Sonntag, 31.03.2002

DIE FAHRT DURCH DAS NÄCHTLICHE COLOMBO auf dem Weg zum Flughafen: Es ist das Vollmondfest. Die Menschen strömen in die Tempel, zünden Räucherstäbchen und unzählige kleine Lichter an. Über den Dächern segelt ein satter roter Mond. Die feuchtheiße Luft ist durchtränkt von würzigen Gerüchen: Benzin und Zimt, Meersalz und Curry. Erleuchtete Läden und Imbisskarren fliegen vorbei. Die Sinfonie aus vielstimmigen Hupen, Rufen und Musikfetzen treibt die Nacht voran.

Es waren Wochen sonnensatter Trägheit, aber auch ritueller Sportlichkeit – vom Meereswind durchwehte, träumerische Tage und vom Brandungsrauschen umspülte schweissgecremte Nächte. SRI LANKA, die „Leuchtende“. Die Singhalesen sind ein stolzes, zur romantischen Selbstüberschätzung neigendes Volk.
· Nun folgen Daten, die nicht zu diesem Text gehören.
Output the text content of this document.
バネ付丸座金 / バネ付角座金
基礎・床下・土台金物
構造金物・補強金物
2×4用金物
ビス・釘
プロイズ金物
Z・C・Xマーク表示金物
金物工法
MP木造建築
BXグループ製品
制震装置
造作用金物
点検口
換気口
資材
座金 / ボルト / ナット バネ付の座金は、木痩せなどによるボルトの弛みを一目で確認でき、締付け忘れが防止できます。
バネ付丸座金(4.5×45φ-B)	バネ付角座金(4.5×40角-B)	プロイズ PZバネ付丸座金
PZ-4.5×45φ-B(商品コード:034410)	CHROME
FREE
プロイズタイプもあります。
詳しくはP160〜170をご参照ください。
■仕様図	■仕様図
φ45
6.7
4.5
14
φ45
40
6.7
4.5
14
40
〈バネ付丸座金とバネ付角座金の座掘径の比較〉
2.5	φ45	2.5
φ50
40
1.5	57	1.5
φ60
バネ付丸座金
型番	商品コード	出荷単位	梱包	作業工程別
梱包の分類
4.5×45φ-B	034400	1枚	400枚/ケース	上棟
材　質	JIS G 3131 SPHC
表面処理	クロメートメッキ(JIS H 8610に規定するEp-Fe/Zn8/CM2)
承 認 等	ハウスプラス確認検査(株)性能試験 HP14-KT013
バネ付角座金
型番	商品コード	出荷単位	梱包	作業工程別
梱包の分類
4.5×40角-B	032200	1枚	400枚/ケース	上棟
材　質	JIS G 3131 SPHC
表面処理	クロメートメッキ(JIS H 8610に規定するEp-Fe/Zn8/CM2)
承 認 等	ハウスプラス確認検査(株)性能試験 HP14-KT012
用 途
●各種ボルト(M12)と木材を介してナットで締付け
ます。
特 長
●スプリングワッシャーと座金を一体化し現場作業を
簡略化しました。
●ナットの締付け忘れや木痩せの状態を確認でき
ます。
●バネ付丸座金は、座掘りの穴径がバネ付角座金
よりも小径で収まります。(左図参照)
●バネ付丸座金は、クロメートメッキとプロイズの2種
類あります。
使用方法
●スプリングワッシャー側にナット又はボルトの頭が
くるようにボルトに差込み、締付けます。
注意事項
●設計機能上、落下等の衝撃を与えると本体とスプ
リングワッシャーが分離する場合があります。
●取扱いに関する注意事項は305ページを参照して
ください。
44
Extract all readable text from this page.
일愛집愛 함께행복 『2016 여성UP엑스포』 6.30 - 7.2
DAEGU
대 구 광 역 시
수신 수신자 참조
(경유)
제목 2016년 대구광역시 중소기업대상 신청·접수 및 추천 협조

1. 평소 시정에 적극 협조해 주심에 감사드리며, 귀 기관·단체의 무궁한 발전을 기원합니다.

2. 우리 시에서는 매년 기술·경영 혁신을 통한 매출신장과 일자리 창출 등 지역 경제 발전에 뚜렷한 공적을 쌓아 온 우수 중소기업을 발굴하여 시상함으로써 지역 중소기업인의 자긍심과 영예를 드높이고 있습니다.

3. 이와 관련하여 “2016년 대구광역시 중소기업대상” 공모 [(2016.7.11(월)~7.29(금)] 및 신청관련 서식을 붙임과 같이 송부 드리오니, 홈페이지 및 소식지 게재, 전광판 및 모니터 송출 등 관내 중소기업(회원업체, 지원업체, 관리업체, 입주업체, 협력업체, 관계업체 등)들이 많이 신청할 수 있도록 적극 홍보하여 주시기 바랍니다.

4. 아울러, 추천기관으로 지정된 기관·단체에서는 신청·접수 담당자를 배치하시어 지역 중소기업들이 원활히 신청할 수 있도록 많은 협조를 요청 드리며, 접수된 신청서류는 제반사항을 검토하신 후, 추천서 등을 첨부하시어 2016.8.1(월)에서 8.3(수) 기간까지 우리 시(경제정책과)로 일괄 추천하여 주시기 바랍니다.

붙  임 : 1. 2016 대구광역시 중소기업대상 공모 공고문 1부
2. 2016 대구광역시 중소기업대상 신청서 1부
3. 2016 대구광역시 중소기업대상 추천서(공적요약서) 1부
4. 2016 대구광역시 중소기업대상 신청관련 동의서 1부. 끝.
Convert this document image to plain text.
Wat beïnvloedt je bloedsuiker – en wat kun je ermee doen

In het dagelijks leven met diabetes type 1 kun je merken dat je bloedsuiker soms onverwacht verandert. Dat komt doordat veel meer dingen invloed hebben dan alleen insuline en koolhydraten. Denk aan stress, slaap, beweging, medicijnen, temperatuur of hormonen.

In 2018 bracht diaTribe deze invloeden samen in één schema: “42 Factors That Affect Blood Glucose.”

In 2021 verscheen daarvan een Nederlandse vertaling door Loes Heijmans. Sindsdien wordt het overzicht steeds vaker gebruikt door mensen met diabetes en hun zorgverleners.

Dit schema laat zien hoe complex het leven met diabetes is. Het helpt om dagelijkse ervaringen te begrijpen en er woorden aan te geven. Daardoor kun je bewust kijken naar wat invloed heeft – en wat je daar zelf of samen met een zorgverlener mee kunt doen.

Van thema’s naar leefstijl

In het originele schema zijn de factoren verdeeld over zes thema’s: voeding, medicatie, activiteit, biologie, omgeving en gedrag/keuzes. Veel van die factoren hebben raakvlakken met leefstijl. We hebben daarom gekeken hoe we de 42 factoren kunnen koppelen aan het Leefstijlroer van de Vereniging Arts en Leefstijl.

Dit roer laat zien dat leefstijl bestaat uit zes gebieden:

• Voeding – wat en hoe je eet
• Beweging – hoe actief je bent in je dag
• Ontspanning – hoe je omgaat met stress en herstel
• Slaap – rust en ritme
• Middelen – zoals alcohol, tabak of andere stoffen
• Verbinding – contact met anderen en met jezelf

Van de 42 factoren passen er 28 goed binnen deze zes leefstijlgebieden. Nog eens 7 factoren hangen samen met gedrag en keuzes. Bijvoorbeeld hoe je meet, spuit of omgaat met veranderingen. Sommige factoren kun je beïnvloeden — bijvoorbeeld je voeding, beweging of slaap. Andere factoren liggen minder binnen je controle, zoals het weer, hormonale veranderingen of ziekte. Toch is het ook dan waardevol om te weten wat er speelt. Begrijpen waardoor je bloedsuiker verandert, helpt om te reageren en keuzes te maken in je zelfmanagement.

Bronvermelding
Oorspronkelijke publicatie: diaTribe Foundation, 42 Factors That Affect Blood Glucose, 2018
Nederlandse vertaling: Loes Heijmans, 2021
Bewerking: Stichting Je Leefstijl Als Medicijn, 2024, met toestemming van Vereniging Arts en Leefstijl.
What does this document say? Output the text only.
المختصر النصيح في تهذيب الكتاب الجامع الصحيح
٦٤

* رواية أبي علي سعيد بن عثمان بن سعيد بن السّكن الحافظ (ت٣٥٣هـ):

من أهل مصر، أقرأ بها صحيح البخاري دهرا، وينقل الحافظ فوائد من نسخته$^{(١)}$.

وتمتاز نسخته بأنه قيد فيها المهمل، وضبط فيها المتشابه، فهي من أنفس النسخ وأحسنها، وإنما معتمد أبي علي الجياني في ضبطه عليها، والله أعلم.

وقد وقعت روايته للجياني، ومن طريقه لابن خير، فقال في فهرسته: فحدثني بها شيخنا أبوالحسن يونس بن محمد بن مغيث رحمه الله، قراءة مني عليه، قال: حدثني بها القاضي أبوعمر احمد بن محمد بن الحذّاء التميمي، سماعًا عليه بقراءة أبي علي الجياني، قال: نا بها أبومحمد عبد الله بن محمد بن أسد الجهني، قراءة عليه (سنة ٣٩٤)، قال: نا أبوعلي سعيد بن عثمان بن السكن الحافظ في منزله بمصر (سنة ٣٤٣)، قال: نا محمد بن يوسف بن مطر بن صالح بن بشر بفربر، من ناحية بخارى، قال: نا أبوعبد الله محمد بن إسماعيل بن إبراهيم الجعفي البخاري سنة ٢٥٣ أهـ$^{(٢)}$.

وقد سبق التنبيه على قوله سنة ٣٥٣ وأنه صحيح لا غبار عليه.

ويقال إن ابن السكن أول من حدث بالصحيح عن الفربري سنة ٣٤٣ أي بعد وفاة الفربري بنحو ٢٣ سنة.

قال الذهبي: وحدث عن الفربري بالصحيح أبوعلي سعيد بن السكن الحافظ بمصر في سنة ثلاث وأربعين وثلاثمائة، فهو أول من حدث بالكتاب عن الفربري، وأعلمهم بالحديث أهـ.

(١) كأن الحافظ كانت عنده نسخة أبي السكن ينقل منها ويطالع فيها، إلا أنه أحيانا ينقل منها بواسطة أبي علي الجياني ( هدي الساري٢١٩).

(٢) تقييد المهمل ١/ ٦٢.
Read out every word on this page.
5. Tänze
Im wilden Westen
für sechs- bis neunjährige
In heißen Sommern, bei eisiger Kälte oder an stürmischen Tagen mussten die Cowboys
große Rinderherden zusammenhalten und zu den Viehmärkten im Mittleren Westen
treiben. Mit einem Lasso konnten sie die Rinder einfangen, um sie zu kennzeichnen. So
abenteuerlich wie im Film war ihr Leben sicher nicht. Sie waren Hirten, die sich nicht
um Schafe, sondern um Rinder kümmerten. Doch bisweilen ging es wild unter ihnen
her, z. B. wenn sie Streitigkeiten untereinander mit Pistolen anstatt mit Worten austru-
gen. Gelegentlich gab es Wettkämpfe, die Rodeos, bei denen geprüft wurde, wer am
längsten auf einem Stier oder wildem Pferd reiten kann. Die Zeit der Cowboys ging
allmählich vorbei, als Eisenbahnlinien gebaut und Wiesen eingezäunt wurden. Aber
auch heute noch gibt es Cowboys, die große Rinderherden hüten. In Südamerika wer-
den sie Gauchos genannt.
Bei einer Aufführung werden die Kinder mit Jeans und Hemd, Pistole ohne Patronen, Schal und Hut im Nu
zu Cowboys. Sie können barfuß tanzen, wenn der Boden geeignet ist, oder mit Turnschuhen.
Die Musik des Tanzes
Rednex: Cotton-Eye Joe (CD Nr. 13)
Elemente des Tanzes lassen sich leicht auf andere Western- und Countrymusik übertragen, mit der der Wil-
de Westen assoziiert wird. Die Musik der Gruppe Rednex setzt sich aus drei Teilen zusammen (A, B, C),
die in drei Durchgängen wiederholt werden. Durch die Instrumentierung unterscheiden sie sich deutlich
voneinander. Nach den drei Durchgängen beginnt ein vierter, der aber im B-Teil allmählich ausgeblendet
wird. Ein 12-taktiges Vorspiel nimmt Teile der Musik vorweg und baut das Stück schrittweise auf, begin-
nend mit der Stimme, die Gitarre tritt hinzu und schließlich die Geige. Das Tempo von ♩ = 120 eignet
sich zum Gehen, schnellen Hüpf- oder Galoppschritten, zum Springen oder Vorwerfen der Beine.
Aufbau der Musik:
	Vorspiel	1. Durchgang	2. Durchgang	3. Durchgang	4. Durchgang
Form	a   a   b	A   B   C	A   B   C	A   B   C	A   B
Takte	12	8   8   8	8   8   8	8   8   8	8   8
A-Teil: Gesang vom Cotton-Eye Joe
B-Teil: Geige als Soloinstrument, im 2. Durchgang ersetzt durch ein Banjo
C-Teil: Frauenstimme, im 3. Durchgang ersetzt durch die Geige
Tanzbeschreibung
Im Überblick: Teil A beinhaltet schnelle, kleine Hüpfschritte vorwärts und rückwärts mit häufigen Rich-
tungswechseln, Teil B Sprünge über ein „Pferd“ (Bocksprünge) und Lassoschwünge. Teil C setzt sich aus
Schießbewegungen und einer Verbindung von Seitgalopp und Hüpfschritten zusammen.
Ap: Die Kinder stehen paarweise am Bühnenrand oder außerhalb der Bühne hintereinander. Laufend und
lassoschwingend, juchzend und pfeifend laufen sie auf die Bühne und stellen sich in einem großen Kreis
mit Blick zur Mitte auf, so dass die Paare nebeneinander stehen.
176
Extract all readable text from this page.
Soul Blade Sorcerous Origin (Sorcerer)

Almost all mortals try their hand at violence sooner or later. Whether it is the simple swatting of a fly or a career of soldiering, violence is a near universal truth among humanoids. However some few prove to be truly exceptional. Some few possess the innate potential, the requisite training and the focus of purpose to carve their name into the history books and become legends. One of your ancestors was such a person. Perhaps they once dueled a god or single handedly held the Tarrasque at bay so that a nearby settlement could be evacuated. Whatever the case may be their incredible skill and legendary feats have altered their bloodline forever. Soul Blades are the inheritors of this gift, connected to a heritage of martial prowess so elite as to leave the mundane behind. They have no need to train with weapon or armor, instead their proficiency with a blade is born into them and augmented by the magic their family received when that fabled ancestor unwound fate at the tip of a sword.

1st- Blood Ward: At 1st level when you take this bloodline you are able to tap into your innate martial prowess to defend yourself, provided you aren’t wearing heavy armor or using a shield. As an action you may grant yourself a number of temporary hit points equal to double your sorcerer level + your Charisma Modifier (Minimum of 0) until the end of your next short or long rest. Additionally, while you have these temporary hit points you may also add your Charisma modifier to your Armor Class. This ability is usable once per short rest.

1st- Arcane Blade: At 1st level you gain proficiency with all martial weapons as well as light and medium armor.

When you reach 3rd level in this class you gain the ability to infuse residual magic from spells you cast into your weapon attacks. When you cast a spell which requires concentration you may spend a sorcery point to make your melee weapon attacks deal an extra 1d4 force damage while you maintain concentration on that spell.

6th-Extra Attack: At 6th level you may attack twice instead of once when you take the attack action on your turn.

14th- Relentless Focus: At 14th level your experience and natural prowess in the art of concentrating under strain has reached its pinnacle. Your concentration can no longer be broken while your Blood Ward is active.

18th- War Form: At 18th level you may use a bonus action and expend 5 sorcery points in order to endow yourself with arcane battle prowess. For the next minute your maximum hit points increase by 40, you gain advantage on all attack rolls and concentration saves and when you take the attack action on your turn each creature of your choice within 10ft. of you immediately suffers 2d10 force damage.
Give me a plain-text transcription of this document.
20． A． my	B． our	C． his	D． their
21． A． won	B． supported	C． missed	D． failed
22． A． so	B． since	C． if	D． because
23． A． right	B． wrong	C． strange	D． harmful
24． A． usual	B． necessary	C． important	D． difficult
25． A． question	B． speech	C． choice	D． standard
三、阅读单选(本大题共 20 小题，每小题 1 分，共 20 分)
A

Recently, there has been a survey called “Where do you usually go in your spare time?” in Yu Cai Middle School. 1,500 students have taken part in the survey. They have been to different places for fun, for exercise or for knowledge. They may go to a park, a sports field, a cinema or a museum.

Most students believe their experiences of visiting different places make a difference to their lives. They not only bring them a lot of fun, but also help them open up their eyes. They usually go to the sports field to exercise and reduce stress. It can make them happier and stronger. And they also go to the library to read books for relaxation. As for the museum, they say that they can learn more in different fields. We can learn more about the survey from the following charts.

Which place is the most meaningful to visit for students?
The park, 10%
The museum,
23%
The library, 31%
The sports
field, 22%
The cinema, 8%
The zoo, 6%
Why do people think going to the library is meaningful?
Auf den Streichholzschachteln ist eine Weltkugel abgebildet, auf der die Insel, die etwa so groß wie Bayern ist, dominierend und völlig überproportioniert im indischen Ozean thront. Daß „das Blut des Löwen“ (singha = Löwe; lee = Blut) in ihren Adern fliesst, fassen die Singhalesen keineswegs bildhaft auf. SRI LANKA ist eine Welt, die einen prallen, überreifen Zauber verströmt, aber auch voller innerer Widersprüche ist - schillernd zwischen Armut und Anmut.

Die Nerven zerfetzende Fahrt von Colombo in den Süden: Es ist Landessitte, buchstäblich überall zu überholen, auch in den uneinsehbarsten Kurven. Auf die Spitze getrieben wird die Action, wenn nicht nur die entgegenkommenden Trucks mit ihrem Gehupe und wildem Fernlichtflackern unsere Aufmerksamkeit fesseln, sondern die Situation noch durch wendende Tuc Tucs (eine Art Motorroller-Rikscha), kreuzende, mit zwei Leuten besetzte Fahrräder und auf der Fahrbahn stehende Kühe komplettiert wird. Es ist ein Gefühlscocktail aus übermüdeter Schicksalsergebenheit und jähen Adrenalinstößen. Zwischen Slumdächern blitzt immer wieder der phosphoreszierend grüne indische Ozean auf. „Mister Anton“ zeigt uns stolz das riesige neue Kraftwerk, das zwar seit Jahren fertig, aber aus unklaren Gründen nicht in Betrieb ist, weshalb das Leben morgens und abends einige Stunden durch Kerzen, Gaslampen und Notstromaggregate gespeist wird. „Power Cut“ – der erste SRI-LANKA-Begriff, den man lernt.

Im Moment trifft man dort nur wenige Touristen. Die Selbstmordattentate auf dem Flughafen von Colombo im letzten Jahr haben den ohnehin dünnen Strom von westlichen Reisenden zu einem dünnen Rinnsal verkümmern lassen. Das, obwohl in dem seit 20 Jahren dauernden Bürgerkrieg zwischen der singhalesischen Armee und der Volksgruppe der Tamilen seit drei Monaten ein Waffenstillstand hält. Friedensverhandlungen mit den ursprünglich aus Indien stammenden und im Gegensatz zu den buddhistischen Singhalesen hinduistischen Tamilen haben begonnen. Überall ist vorsichtiger Optimismus spürbar, daß der ermüdende Krieg, der von keiner Seite gewonnen werden kann, nun ein Ende hat.

Der turmhohe Buddha, in dessen Innerem unzählige Szenen aus den 500 Leben des Erleuchteten abgebildet sind, die Streifzüge durch die Dschungeldörfer, die Albino-Meeresschildkröte, der türkisgrüne Eisvogel, die alten holländischen Münzen, die ich in der Nähe des Forts von Galle erstanden habe, der delikate Lobster, die Friedhöfe am Strassenrand: eine schwarzbraune Kuh grast zwischen gekachelten Grabsteinen, über einen ist Wäsche zum Trocknen gehängt, auf zwei anderen sitzen rauchend junge Männer, die auf den Bus warten. Die Star-Wars-Hupe unseres Tuc Tucs, das erhobene Kinn der eleganten Frauen von Matara, die Prozession der Dorfkinder, die uns anstarren wie ein Kalb mit zwei Köpfen.